HOSOE Eikoh, Simon a private landscape

 

The Butterfly Dream (le rêve du papillon)

En 2006, est publié The Butterfly Dream, ouvrage magistral qui retrace l’intense collaboration d’Eikoh Hosoe et Kazuo Ōno entre 1960 et 2005. Le titre, métaphore romantique chère à l’artiste, peut aussi faire référence à la parabole du penseur chinois Tchouang-tseu dans laquelle le sage rêve qu’il est un papillon et, se réveillant, se demande s’il n’est pas plutôt un papillon qui rêve qu’il est Tchouang-tseu.

Eikoh Hosoe, Sans titre, The Butterfly Dream,

Au-delà de l’idée d’un photographe enregistrant une performance éphémère, il s’agit d’une oeuvre dans laquelle Kazuo Ōno danse pour l’objectif d’Eikoh Hosoe qui, en retour, le met en scène par la photographie. Les clichés sont d’une intense poésie. Parce que Hosoe ne se positionne à aucun moment comme un photographe documentaire rendant compte d’un événement, d’une performance : pour The Butterfly Dream, il travaille avec Ono pendant 45 ans, devient son double, son ombre, son âme. Le résultat est un poème à deux, une communion, où ce n’est plus l’un qui danse et pose pour l’autre, de sorte qu’il devient impossible de savoir qui dirige l’autre, mais quasiment une œuvre commune, une fusion.

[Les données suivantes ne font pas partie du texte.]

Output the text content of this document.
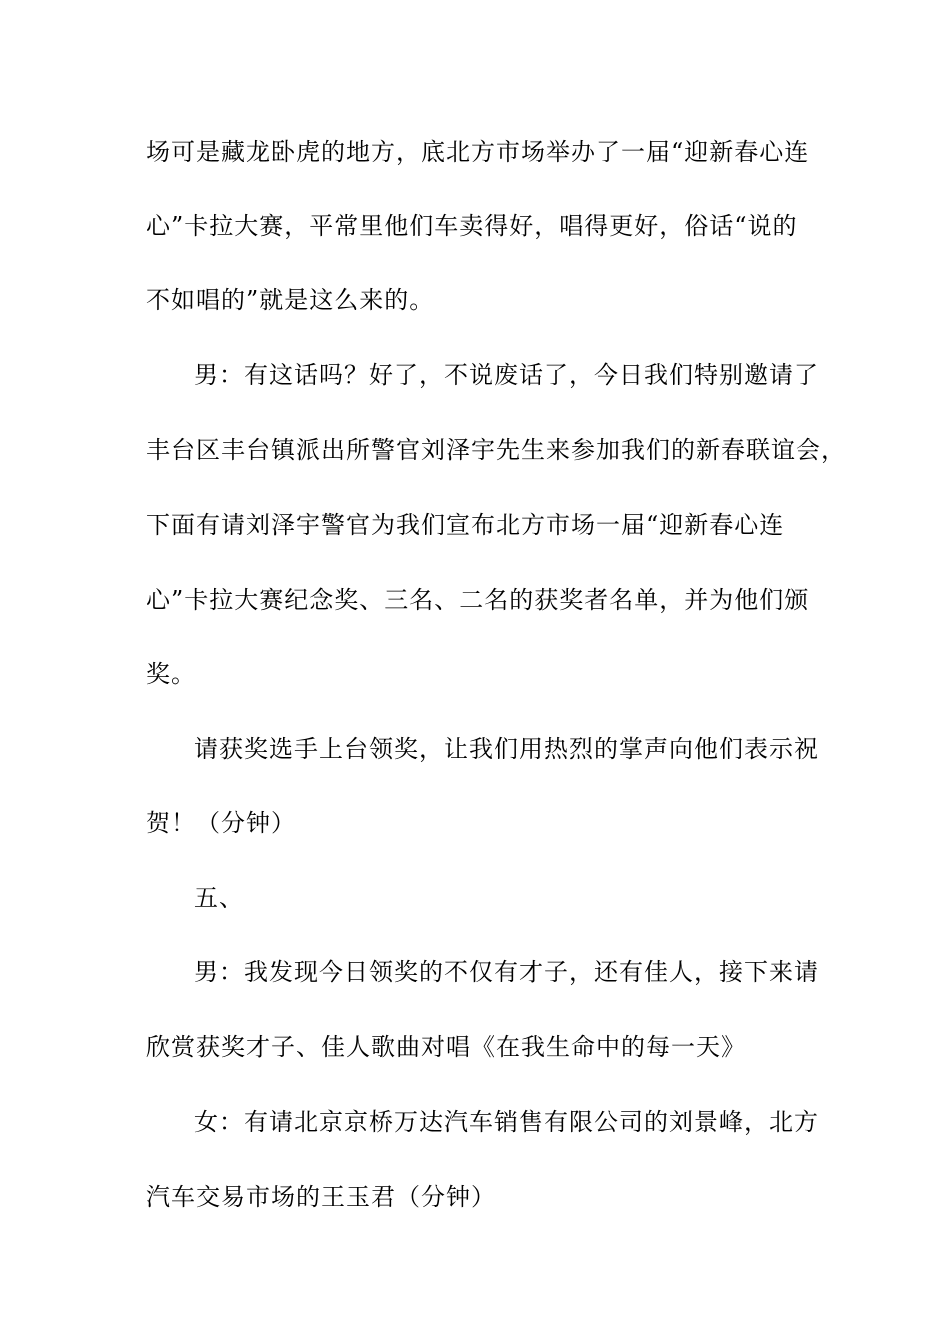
场可是藏龙卧虎的地方，底北方市场举办了一届“迎新春心连
心”卡拉大赛，平常里他们车卖得好，唱得更好，俗话“说的
不如唱的”就是这么来的。
男：有这话吗？好了，不说废话了，今日我们特别邀请了
丰台区丰台镇派出所警官刘泽宇先生来参加我们的新春联谊会，
下面有请刘泽宇警官为我们宣布北方市场一届“迎新春心连
心”卡拉大赛纪念奖、三名、二名的获奖者名单，并为他们颁
奖。
请获奖选手上台领奖，让我们用热烈的掌声向他们表示祝
贺！（分钟）
五、
男：我发现今日领奖的不仅有才子，还有佳人，接下来请
欣赏获奖才子、佳人歌曲对唱《在我生命中的每一天》
女：有请北京京桥万达汽车销售有限公司的刘景峰，北方
汽车交易市场的王玉君（分钟）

Eikoh Hosoe, Kazuo Ono, The butterfly Dream

 

L’architecture de Gaudi

Eikoh Hosoe,Casa Mila, The World of Gaudì 59, vintage gelatin silver print on panel

 

Grâce à la volonté d’un éditeur barcelonais de publier une version espagnole du livre Ba Ra Kei-Ordeal by Roses, le premier contact d’ Eikoh Hosoe avec les œuvres de Gaudì se réalise. Mais ce n’est que 13 ans plus tard, en 1977 qu’il commence à photographier le Parc Güell et La Familia Sagrada.

Eikoh Hosoe, Casa-Mila-7, 1977, vintage gelatin silver print

 

Cependant, il ne saisit  à ce moment ni l’esprit ni l’idéologie du créateur, c’est sans doute pour cela que son travail se poursuit jusqu’en 1984.

Eikoh Hosoe, Casa-Mila 17, 1977, vintage gelatin silver print

Hosoe n’a jamais photographié d’architecture au Japon. Il préfère les humains comme modèles, mais les courbes de l’architecture de Gaudì ressemblent pour lui à celles de corps au fort potentiel sexuel. Perspectives orientées et engagées, fort contraste, profondeur en clair-obscur sensualisent les constructions de l’architecte espagnol. De même, le grain de sa photographie humanise la pierre et la rend semblable à une peau humaine.

Eikoh Hosoe, Casa Mila, 1977-78, vintage gelatin silver print

Les ouvertures des façades dessinent un visage cubique à la bouche ouverte, une ombre trace le profil d’une tête noire sur un mur. Les volutes d’un escaliers dessinent un oeil ou une fleur où  ombres et lumières créent une abstraction que chacun peut réinterpréter.

Eikoh Hosoe, Casa Battlo,1979, vintage-gelatin-silver-print-on-panel

Les photographies d’architecture de Gaudì à Barcelone que l’on retrouve dans son ouvrage The Cosmos of Gaudì ont été présentées pour la première fois en France par la Galerie Baudoin Lebon à Paris en 1983.